Beim Lesen des Buches bekommen wir einen sehr privaten Eindruck von Maria Montessori, mit noch tieferen privaten Einblicken als in deinen beiden letzten Büchern.
Als du das Buch geschrieben hast und dabei zutiefst private Briefe für die Öffentlichkeit editiert hast – welches Element dieses Kaleidoskop-artigen Bildes von Maria Montessori war am schwersten zu transportieren oder zu schützen?

Es war sehr schwierig, eine ausbalancierte Geschichte zu bauen; es gab ja viele Briefe, aber da sie etwa einen Monat unterwegs waren und es einen weiteren Monat brauchte für die Antwort, zumal die Briefe von der Zensur geöffnet und gelesen wurden, gab es unzählige Wiederholungen oder Pläne, die längst verworfen waren, als die Briefe ankamen. Es war also viel Aussieben nötig.

Diese Briefe wurden vor 80 Jahren geschrieben; so vieles muss heutigen Lesern und Leserinnen verdeutlicht werden, was ich versucht habe durch Fußnoten und zusätzliche Informationen und Kommentare zu tun, die ich zwischen die Briefe geschoben habe.

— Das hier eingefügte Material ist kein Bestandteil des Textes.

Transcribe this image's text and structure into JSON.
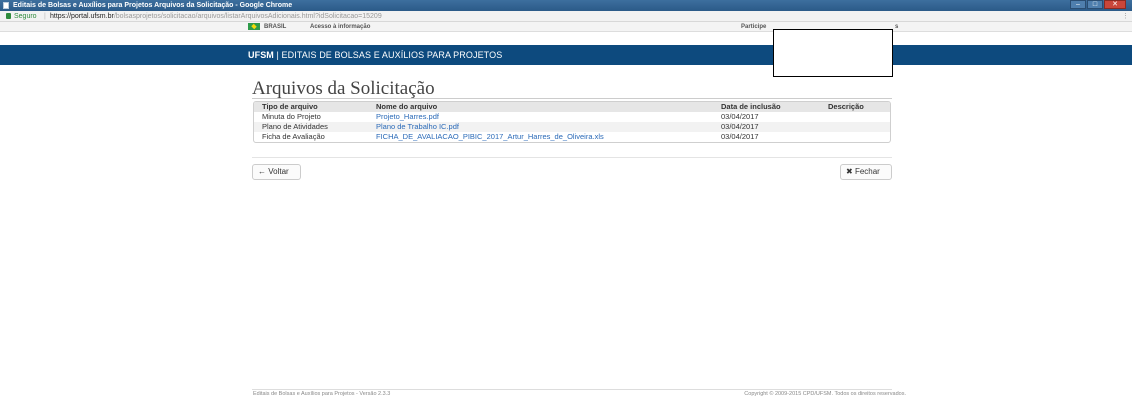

Es war tatsächlich viel Arbeit, die Balance zu finden, genug zu erklären, aber nicht zu viel. Manche Leser und Leserinnen nehmen vielleicht Anstoß daran, wie Montessori die armen Fischer beschreibt, die sie auf dem Gelände hinter ihrem Haus beobachtet, wie auch an ihrer Verwendung des Wortes „black“, wenn sie über Bedienstete schreibt. Einige rieten mir, diese Worte herauszunehmen, auch wegen der gegenwärtigen Black Lives Matter Proteste, aber ich habe das Meiste drin gelassen, denn es ist ein historisches Buch. So haben die Menschen damals gesprochen. Montessori war alles andere als eine Rassistin, sie hat früh Antropologie studiert und sie war sehr daran interessiert, wie Menschen lebten. Indien war so völlig neu für sie, und wir teilen hier ihr Staunen. Aus heutiger Sicht ist es aber etwas heikel.

Erklär doch bitte für alle, die noch nicht die Gelegenheit hatten, dieses erstaunliche Buch zu lesen, warum die Briefe vor allem aus den Jahren 1939 und 1940 stammen, und nur wenige aus den Folgejahren.

Als Maria und Mario nach Indien aufbrachen, hatten bis dahin nur Großbritannien – inklusive Australien, Neuseeland, und Britisch-Indien – und Frankreich nach der Invasion Polens Deutschland den Krieg erklärt. Obwohl Montessoris Briefe vom britischen Zensor gelesen wurden, war es leicht für sie, mit ihren Enkelkindern und anderen Freunden in Europa zu schreiben. Das änderte sich, als Deutschland am 10. Mai 1940 Holland besetzte. Nur wenige der Briefe, die von beiden Seiten geschrieben wurden, kamen an. Als Italien sich am 10. Juni 1940 an die Seite Deutschlands stellte, wurde die Korrespondenz noch schwieriger.
Nach 1940 kamen nur noch sehr wenige Briefe an, die von Freunden in Amerika weitergeleitet worden waren, aber nach dem Angriff auf Pearl Harbor im Dezember 1941, als die Amerikaner ebenfalls als Alliierte in den Krieg eintraten, wurde jegliche Korrespondenz unmöglich. Erst 1945, als der Krieg zu Ende war, wurde es wieder möglich Briefe zu senden und zu erhalten.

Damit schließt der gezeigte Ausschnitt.